As a company, Microsoft’s primary focus was still on their enterprise software—Windows in particular. Despite the fact that games were among the top activities of consumer Windows users, Microsoft’s philosophy up until that time was to stay out of hardware for the most part (other than mice and some peripherals) and just sell lucrative retail upgrades to Windows and their other software solutions. The logo program seemed the best approach to enhancing games for Windows at the time, but attitudes were about to evolve.
In early 1999, soon after Brown joined the group, the idea of their project’s name came up. Blackley had been calling it Midway, which carried with it the context of a significant victory over the Japanese in World War II. As a codename it had validity, but the time had come to seek something that was a bit more Microsoft-y and less military.
Brown remembers writing on the white board in his office. Because the original idea was to create a logo/compatibility program, something like “DirectX NN Compatible” or “Best with DirectX NN”, the whole idea was clearly derived from DirectX.
Various versions were proposed and written on the board, after Brown had erased a diagram of a rocket engine left over from a previous job interview he had conducted. (“I had interviewed some candidate who debated rocket propulsion with me and tried to argue that rockets were not simply propelled by the opposing force of the ejection of the mass of their propellant: no-hire that guy, not for being wrong, but for being a stubborn dick and also wrong.”)
Written on the board were several early ideas, such as DirectX-Box, DirectXXX-Box, XXX-Box.
The XXX versions were Hase’s joke, as he correctly pointed out that both Sony and Nintendo were very closed to adult content, which he observed was a factor in the demise of Sony’s Betamax vs. VHS back in the videotape era. In the original vision, where outside PC vendors would produce the products, Hase reasoned, their XXX-Box would have the advantage of more open content.
For months, alternate spellings of the name appeared in various reports and other writing, the most popular one being X-Box, but the one that the group itself adopted at the time was xBox with a cap on the “B.”

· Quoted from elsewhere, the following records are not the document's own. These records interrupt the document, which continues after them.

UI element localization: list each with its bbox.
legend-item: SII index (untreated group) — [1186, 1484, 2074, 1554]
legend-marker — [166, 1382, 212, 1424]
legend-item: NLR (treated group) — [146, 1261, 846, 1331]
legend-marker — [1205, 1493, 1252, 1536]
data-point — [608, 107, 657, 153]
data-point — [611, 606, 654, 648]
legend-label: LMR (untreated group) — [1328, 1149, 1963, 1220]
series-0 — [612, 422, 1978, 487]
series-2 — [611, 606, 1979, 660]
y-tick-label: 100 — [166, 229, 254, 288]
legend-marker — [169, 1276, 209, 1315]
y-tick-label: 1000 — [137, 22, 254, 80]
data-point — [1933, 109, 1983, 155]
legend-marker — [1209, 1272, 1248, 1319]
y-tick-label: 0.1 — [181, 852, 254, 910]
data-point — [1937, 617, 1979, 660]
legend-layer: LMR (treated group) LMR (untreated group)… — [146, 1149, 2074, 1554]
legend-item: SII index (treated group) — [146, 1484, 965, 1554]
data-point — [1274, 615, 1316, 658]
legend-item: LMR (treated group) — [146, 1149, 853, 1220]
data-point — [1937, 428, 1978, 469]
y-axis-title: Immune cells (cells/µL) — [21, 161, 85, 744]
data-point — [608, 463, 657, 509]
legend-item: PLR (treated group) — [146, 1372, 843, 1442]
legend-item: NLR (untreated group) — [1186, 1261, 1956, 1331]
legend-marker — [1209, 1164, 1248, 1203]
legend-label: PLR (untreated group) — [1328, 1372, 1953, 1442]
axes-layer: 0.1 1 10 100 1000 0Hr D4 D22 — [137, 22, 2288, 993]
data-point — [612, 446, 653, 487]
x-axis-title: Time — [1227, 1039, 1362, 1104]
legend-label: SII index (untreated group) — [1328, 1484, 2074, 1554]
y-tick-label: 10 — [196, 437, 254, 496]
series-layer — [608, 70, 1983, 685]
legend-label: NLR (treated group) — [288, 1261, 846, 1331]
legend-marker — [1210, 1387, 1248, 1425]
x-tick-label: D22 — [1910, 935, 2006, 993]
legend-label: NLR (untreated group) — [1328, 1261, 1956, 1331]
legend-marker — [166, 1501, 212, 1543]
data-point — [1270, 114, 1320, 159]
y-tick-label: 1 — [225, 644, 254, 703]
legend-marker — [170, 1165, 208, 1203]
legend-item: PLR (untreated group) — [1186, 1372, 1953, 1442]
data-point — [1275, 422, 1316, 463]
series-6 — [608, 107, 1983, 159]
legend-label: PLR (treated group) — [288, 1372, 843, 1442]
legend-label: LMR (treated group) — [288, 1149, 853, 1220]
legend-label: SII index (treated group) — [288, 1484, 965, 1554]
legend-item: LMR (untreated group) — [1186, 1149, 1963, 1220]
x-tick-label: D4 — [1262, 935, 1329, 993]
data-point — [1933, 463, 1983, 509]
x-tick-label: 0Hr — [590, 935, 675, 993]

According to Brown, “The initial secrecy and, later, the period of not wanting to send anything specific in email to prevent the Dolphin/WebTV folks from getting their hands on it, meant we talked with a lot of folks internally and externally purely by phone and just said ‘xbox’. It got interpreted however they thought it was spelled.”
Correct spelling hardly mattered, though. It was always intended to be a code name, never the actual product name, and everybody knew what they were talking about, regardless of spelling.